In December the South Dakota Supreme Court upheld a circuit judge’s decision that two of the charges for which Brandon Taliaferro was arrested couldn’t be expunged from his record, even though the charges were dismissed. Taliaferro was the Brown County deputy prosecutor who wound up being indicted in 2012 on allegations of witness tampering, involvement in perjury, unauthorized disclosure of abuse and neglect information and obstructing law enforcement, in relation to his professional work regarding a sex-abuse case involving minors. One charge was dropped and the other six were dismissed by Circuit Judge Gene Paul Kean. When Taliaferro later applied for the arrests to be expunged, Judge Kean said two of the arrests couldn’t be expunged because state law requires the prosecuting lawyer’s consent and that hadn’t been obtained for those two. Taliaferro appealed to the Supreme Court, and the justices there agreed Judge Kean had correctly applied the law and they said the law was “clear, certain and unambiguous.” The high court’s opinion concluded, “We recognize that this is a harsh result; nevertheless, the appropriate avenue for relief in this case is through the Legislature.”
And now the matter is before the Legislature, via Rep.
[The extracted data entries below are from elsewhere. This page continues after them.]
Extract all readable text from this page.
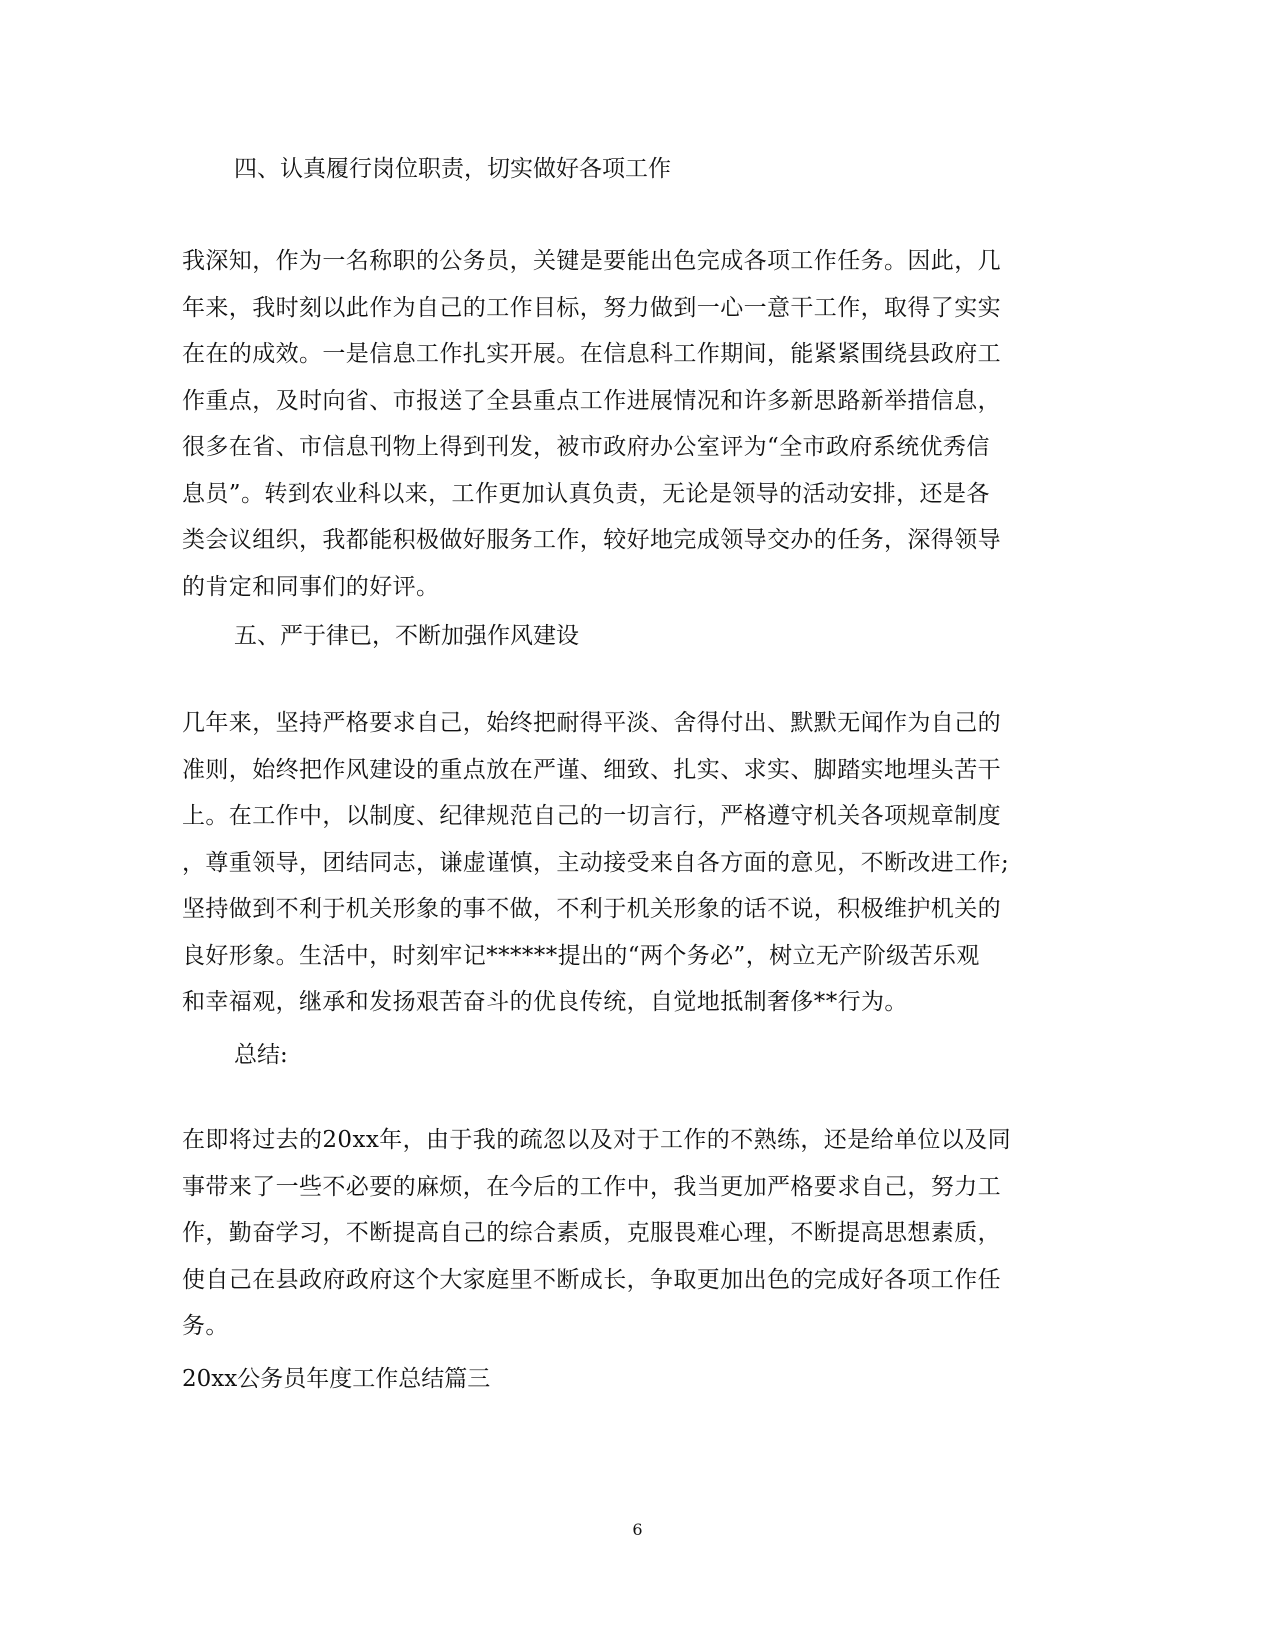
四、认真履行岗位职责，切实做好各项工作
我深知，作为一名称职的公务员，关键是要能出色完成各项工作任务。因此，几
年来，我时刻以此作为自己的工作目标，努力做到一心一意干工作，取得了实实
在在的成效。一是信息工作扎实开展。在信息科工作期间，能紧紧围绕县政府工
作重点，及时向省、市报送了全县重点工作进展情况和许多新思路新举措信息，
很多在省、市信息刊物上得到刊发，被市政府办公室评为“全市政府系统优秀信
息员”。转到农业科以来，工作更加认真负责，无论是领导的活动安排，还是各
类会议组织，我都能积极做好服务工作，较好地完成领导交办的任务，深得领导
的肯定和同事们的好评。
五、严于律已，不断加强作风建设
几年来，坚持严格要求自己，始终把耐得平淡、舍得付出、默默无闻作为自己的
准则，始终把作风建设的重点放在严谨、细致、扎实、求实、脚踏实地埋头苦干
上。在工作中，以制度、纪律规范自己的一切言行，严格遵守机关各项规章制度
，尊重领导，团结同志，谦虚谨慎，主动接受来自各方面的意见，不断改进工作;
坚持做到不利于机关形象的事不做，不利于机关形象的话不说，积极维护机关的
良好形象。生活中，时刻牢记******提出的“两个务必”，树立无产阶级苦乐观
和幸福观，继承和发扬艰苦奋斗的优良传统，自觉地抵制奢侈**行为。
总结:
在即将过去的20xx年，由于我的疏忽以及对于工作的不熟练，还是给单位以及同
事带来了一些不必要的麻烦，在今后的工作中，我当更加严格要求自己，努力工
作，勤奋学习，不断提高自己的综合素质，克服畏难心理，不断提高思想素质，
使自己在县政府政府这个大家庭里不断成长，争取更加出色的完成好各项工作任
务。
20xx公务员年度工作总结篇三
6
Dan Kaiser, R-Aberdeen. He introduced House Bill 1134 on Wednesday. It would simply remove the portion of the expungement law requiring consent of the prosecuting attorney. Kaiser is a policeman and his record in the Legislature has tended to be one of protecting people’s personal liberties. His co-sponsors include two retired circuit judges, Rep. Timothy Johns, R-Lead, and Sen. Arthur Rusch, R-Vermillion, and two private attorneys, Rep. Lee Schoenbeck, R-Watertown, and Rep. Steven Haugaard, R-Sioux Falls.
The bill was assigned to the House Judiciary Committee; a hearing hasn’t been scheduled yet. The Tailaferro indictment looked, from the outside, to have been a strange chapter in law enforcement in South Dakota. Now the matter and the actions of the various sides will receive further light, to a degree they previously hadn’t, before the Legislature.